Liquids within the steam chamber drain very rapidly relative to the speed of frontal advance so that chamber gas saturations are high and the water and oil saturations are close to residual values. Cumulative oil production is nearly proportional to the steam-chamber volume. Refs. 2 through 4 provide a more complete discussion of SAGD mechanisms.
The Phase A Test.
Regardless of well control and petrophysical data available, the extreme heterogeneity of the McMurray pay makes a priori forecasting of SAGD performance problematic because interbedded sand lenses can form tortuous but continuous paths that are not discernible from delineation wells. The main objective of the Phase A test was to resolve this uncertainty by direct measurement of the SAGD rate in a minimal volume of reservoir. Phase A consisted of three pairs of horizontal wells (Fig. 2). Each well pair had a producer completed low in the pay zone and an injector parallel to and ˜5 m above the producer. The well pairs were nominally spaced 25 m apart, and the effective length of the completions was 55 m. The pattern also contained 26 temperature, pressure, and geotechnical observation wells drilled vertically from surface.
Ref. 5 describes the geology of the Phase A site. Fig. 3 is a cross section through the middle of the pilot, and Table 1 lists some key petrophysical parameters for the UTF site that are typical of the McMurray formation throughout the Athabasca region.
Units E and G, comprising most of the bottom half of the pay, were high-quality, essentially continuous sand bodies that were highly saturated with bitumen. The top half of the pay, Unit D, was interbedded and bioturbated sand, silt, and claystones. The sand lenses were all well-saturated.
Unit F consisted of muds and silts that were interbedded with sand lenses and heavily bioturbated. This unit separated the injectors and producers for two of the well pairs, Pairs Al and A3. The other pair, Pair A2, was deliberately drilled so that both wells were above this partial barrier.
At the cold initial reservoir temperature (7°C), bitumen is extremely viscous and connate water is immobile. Mobility in the reservoir is so low that superficial oil-phase velocities can be measured in feet per year, even under huge pressure gradients. This precludes direct convective heating as in a classic steamflood displacement.

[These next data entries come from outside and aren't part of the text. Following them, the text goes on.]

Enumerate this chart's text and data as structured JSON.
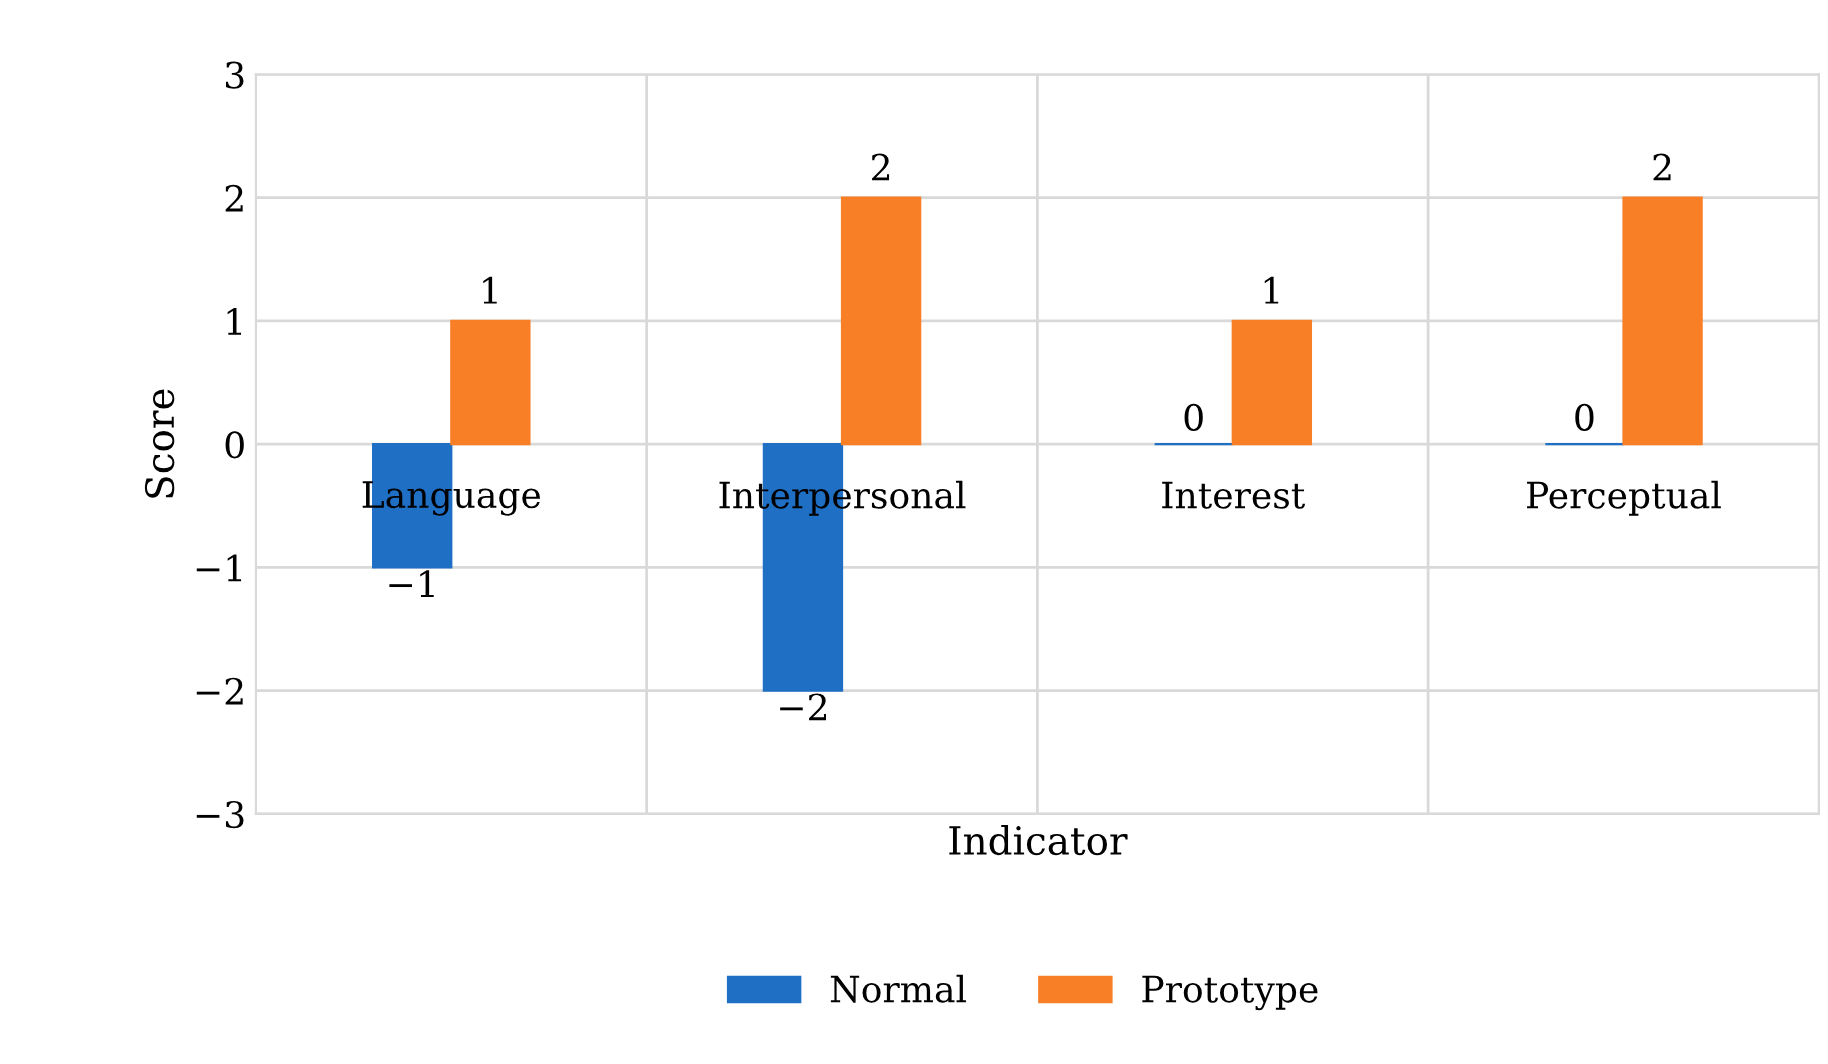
{
  "chart_data": {
    "type": "bar",
    "xlabel": "Indicator",
    "ylabel": "Score",
    "categories": [
      "Language",
      "Interpersonal",
      "Interest",
      "Perceptual"
    ],
    "series": [
      {
        "name": "Normal",
        "color": "#1f6fc5",
        "values": [
          -1,
          -2,
          0,
          0
        ]
      },
      {
        "name": "Prototype",
        "color": "#f97f27",
        "values": [
          1,
          2,
          1,
          2
        ]
      }
    ],
    "ylim": [
      -3,
      3
    ],
    "yticks": [
      -3,
      -2,
      -1,
      0,
      1,
      2,
      3
    ],
    "grid": true,
    "legend": "bottom",
    "data_labels": true
  }
}
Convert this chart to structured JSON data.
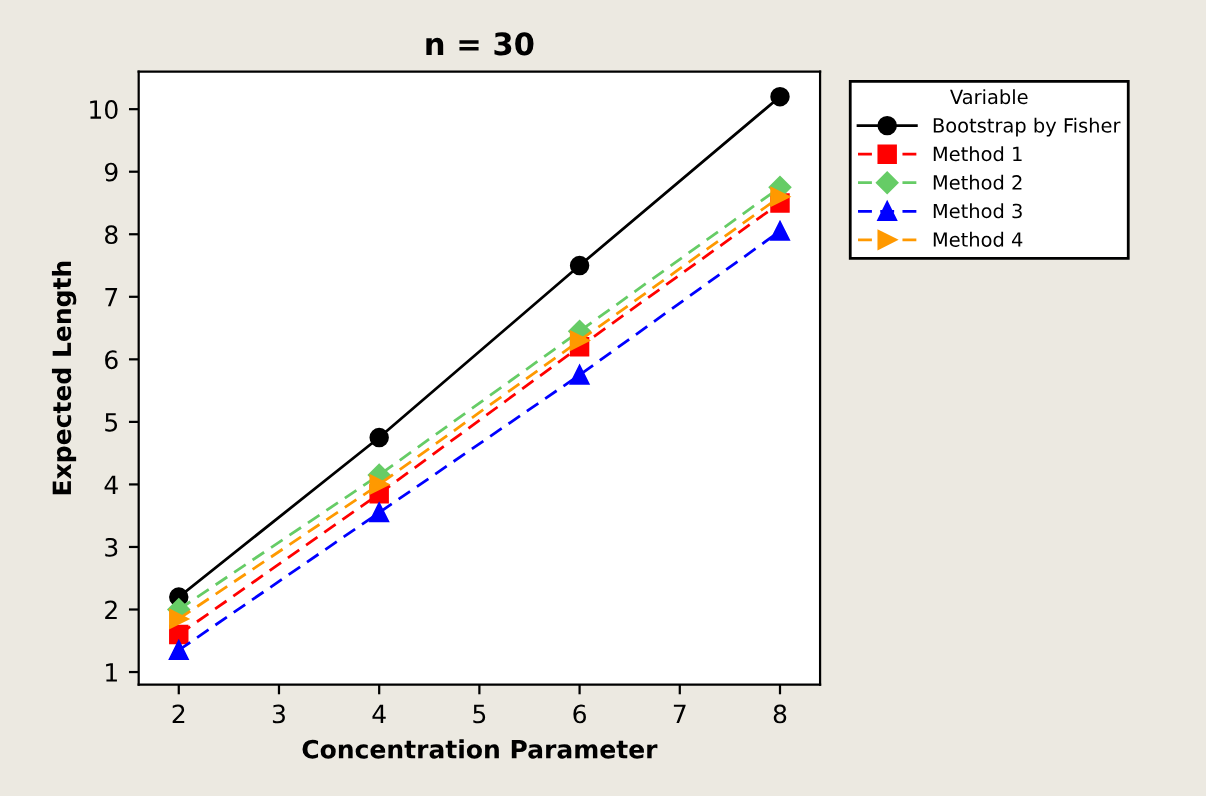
{
  "chart_data": {
    "type": "line",
    "title": "n = 30",
    "xlabel": "Concentration Parameter",
    "ylabel": "Expected Length",
    "legend_title": "Variable",
    "x": [
      2,
      4,
      6,
      8
    ],
    "series": [
      {
        "name": "Bootstrap by Fisher",
        "color": "#000000",
        "marker": "circle",
        "line_style": "solid",
        "values": [
          2.2,
          4.75,
          7.5,
          10.2
        ]
      },
      {
        "name": "Method 1",
        "color": "#ff0000",
        "marker": "square",
        "line_style": "dashed",
        "values": [
          1.6,
          3.85,
          6.2,
          8.5
        ]
      },
      {
        "name": "Method 2",
        "color": "#66cc66",
        "marker": "diamond",
        "line_style": "dashed",
        "values": [
          2.0,
          4.15,
          6.45,
          8.75
        ]
      },
      {
        "name": "Method 3",
        "color": "#0000ff",
        "marker": "triangle",
        "line_style": "dashed",
        "values": [
          1.35,
          3.55,
          5.75,
          8.05
        ]
      },
      {
        "name": "Method 4",
        "color": "#ff9900",
        "marker": "triangle_right",
        "line_style": "dashed",
        "values": [
          1.85,
          4.0,
          6.3,
          8.6
        ]
      }
    ],
    "xlim": [
      1.6,
      8.4
    ],
    "ylim": [
      0.8,
      10.6
    ],
    "xticks": [
      2,
      3,
      4,
      5,
      6,
      7,
      8
    ],
    "yticks": [
      1,
      2,
      3,
      4,
      5,
      6,
      7,
      8,
      9,
      10
    ],
    "grid": false,
    "legend": "top right"
  }
}
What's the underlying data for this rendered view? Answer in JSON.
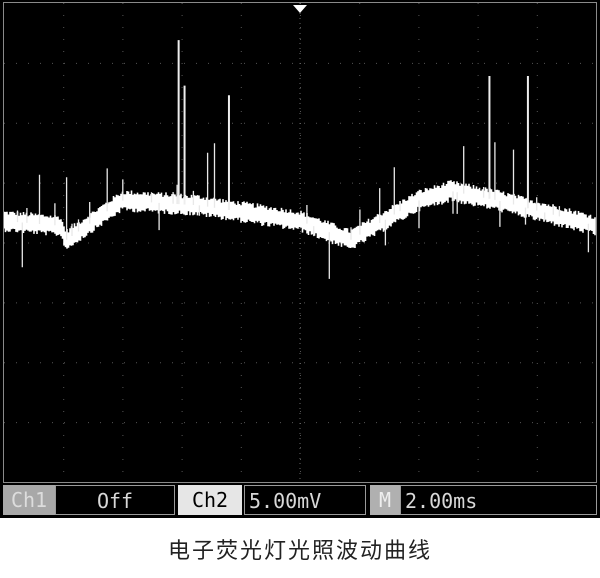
{
  "chart_data": {
    "type": "line",
    "title": "",
    "xlabel": "",
    "ylabel": "",
    "grid": true,
    "divisions": {
      "x": 10,
      "y": 8
    },
    "x_unit": "ms",
    "y_unit": "mV",
    "xlim": [
      0,
      20
    ],
    "ylim": [
      -20,
      20
    ],
    "baseline": {
      "x": [
        0,
        1.9,
        2.1,
        4,
        6.6,
        10,
        11.7,
        14,
        15.1,
        16.7,
        20
      ],
      "y": [
        1.8,
        1.4,
        0.2,
        3.5,
        3.1,
        1.8,
        0.2,
        3.5,
        4.3,
        3.5,
        1.4
      ]
    },
    "spikes": {
      "x": [
        5.9,
        6.1,
        7.6,
        16.4,
        17.7
      ],
      "y": [
        16.9,
        13.1,
        12.3,
        13.9,
        13.9
      ]
    },
    "trace_color": "#ffffff"
  },
  "status": {
    "ch1_label": "Ch1",
    "ch1_value": "Off",
    "ch2_label": "Ch2",
    "ch2_value": "5.00mV",
    "time_label": "M",
    "time_value": "2.00ms"
  },
  "caption": "电子荧光灯光照波动曲线"
}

Completions design6 was considered critical to the success of the Phase A test. Massive sand influx into the wellbore had been encountered by previous operators in the region and was considered the most likely cause of possible test failure. In addition, the liners had to be large enough to prevent large pressure gradients, especially in the injection well, because excessive pressure gradients in the wells also appear in the steam chamber and interfere with gravity stabilization of drainage over the length of a well pair.7
All wells were completed with l4-cm liners, made up of alternating sections of blank casing and sand control screens, run into open hole (Fig. 4). Conventional wire-wrapped screens were used in two well pairs, and a steel-wool-filter design was used in the third pair. Tubing strings were landed near the end of each liner to provide circulation of hot fluids throughout the length of each well.